Es war der Hotspot zu Bonner Hauptstadtzeiten: Im "Sassella" kungelte die deutsche Politprominenz. Nun feierte das Restaurant der Gebrüder Tartero 35-jähriges Bestehen. Legendär wurde es durch die "Pizza-Connection".

Restaurant Sassella
Bild: DW/R. Bosen

Es gibt Orte der offiziellen Politik. Dazu gehört der Bundestag. Dort sind die öffentlichen Debatten zu besichtigen mit all ihren ritualisierten Abläufen und parteipolitischen Abgrenzungen. Das Parlament als Visitenkarte deutscher Demokratie, meist sachlich, weitgehend transparent und in seiner streng geregelten Ordnung ein wenig betulich.

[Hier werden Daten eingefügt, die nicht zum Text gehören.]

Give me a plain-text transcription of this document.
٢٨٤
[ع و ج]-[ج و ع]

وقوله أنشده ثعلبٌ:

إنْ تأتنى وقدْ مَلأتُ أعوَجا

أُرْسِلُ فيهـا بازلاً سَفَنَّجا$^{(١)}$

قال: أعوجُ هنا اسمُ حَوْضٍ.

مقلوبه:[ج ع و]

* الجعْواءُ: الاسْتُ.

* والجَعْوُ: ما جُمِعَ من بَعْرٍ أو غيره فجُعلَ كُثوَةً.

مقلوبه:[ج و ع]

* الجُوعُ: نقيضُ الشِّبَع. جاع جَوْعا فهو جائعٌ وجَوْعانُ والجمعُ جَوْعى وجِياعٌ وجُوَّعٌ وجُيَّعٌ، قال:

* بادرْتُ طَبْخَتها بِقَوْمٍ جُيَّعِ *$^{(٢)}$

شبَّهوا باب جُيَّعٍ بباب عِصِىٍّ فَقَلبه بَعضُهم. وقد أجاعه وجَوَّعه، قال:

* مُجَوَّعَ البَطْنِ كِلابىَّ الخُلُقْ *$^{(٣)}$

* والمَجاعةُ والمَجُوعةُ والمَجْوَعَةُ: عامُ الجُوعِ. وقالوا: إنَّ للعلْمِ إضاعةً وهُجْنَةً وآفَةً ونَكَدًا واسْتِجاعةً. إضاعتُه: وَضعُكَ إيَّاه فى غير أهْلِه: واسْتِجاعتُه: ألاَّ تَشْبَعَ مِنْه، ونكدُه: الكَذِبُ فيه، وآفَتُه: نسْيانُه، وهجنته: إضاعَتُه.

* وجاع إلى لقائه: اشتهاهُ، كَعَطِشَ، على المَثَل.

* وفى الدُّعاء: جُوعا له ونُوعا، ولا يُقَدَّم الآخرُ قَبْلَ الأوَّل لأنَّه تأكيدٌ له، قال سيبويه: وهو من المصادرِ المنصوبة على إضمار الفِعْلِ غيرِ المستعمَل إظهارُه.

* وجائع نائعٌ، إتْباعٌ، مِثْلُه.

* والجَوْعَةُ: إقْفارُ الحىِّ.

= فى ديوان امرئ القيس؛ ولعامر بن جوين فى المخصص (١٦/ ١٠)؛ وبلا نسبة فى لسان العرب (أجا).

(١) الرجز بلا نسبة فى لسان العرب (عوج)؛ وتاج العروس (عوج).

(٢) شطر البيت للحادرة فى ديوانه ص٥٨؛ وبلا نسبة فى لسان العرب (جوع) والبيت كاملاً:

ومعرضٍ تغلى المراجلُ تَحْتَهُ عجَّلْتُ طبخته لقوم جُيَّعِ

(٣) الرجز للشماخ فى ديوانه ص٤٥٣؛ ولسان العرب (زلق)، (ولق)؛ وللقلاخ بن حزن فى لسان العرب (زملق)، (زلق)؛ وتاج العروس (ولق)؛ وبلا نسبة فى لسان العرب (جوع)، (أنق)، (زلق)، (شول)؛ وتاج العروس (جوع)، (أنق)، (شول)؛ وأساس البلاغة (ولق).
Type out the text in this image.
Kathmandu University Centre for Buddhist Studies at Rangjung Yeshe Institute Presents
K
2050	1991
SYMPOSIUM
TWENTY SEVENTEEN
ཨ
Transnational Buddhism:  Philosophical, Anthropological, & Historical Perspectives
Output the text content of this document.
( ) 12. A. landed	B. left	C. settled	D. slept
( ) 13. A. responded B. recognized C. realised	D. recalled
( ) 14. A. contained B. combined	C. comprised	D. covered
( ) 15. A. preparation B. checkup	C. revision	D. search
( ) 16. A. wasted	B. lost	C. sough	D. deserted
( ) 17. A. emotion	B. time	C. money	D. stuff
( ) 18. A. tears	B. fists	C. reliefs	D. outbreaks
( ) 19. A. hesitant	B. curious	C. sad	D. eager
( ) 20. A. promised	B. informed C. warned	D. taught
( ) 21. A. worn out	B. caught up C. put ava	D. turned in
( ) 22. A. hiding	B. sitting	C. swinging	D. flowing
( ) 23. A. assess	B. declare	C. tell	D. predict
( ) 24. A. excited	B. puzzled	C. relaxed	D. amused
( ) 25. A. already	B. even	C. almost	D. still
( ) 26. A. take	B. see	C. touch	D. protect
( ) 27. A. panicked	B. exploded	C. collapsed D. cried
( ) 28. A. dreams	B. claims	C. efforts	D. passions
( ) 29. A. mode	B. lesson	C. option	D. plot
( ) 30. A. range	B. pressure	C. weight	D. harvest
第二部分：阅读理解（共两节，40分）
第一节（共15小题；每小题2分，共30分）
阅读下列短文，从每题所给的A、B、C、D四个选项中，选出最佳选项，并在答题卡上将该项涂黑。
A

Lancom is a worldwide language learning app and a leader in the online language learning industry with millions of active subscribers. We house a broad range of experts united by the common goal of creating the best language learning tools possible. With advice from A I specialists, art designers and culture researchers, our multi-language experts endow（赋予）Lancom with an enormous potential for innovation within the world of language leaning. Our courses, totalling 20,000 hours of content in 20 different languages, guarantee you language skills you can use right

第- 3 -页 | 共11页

Politik im Experimentierfeld

Es gibt aber auch Orte der inoffiziellen Politik in Deutschland. Dort, wo fernab des parlamentarischen Betriebs und aller ideologischen Unterschiede in kleinen, ausgesuchten Kreisen über Neues nachgedacht werden kann. In diesen Hinterzimmern der Macht werden - wie in einem Testlabor - Ideen ausgetauscht, strategische Weichenstellungen diskutiert oder Bündnisse angebahnt. Gerne auch mal über Parteigrenzen hinweg.

Im Idealfall wirken diese Biotope politischen Experimentierens als Schmierstoff der Demokratie. Sie können dem Politbetrieb die nötigen Impulse geben, wenn er zu verkrusten droht. In Deutschlands einstiger Hauptstadt Bonn war das Restaurant Sassella von Giorgio und Francesco Tartero ein solcher Ort. Kanzler Helmut Kohl, CDU-Urgestein Wolfgang Schäuble oder Angela Merkel, als sie noch einfache Abgeordnete war – sie alle trafen sich bei dem Edel-Italiener, der an diesem Sonntag mit rund 800 Gästen sein 35-jähriges Bestehen feierte.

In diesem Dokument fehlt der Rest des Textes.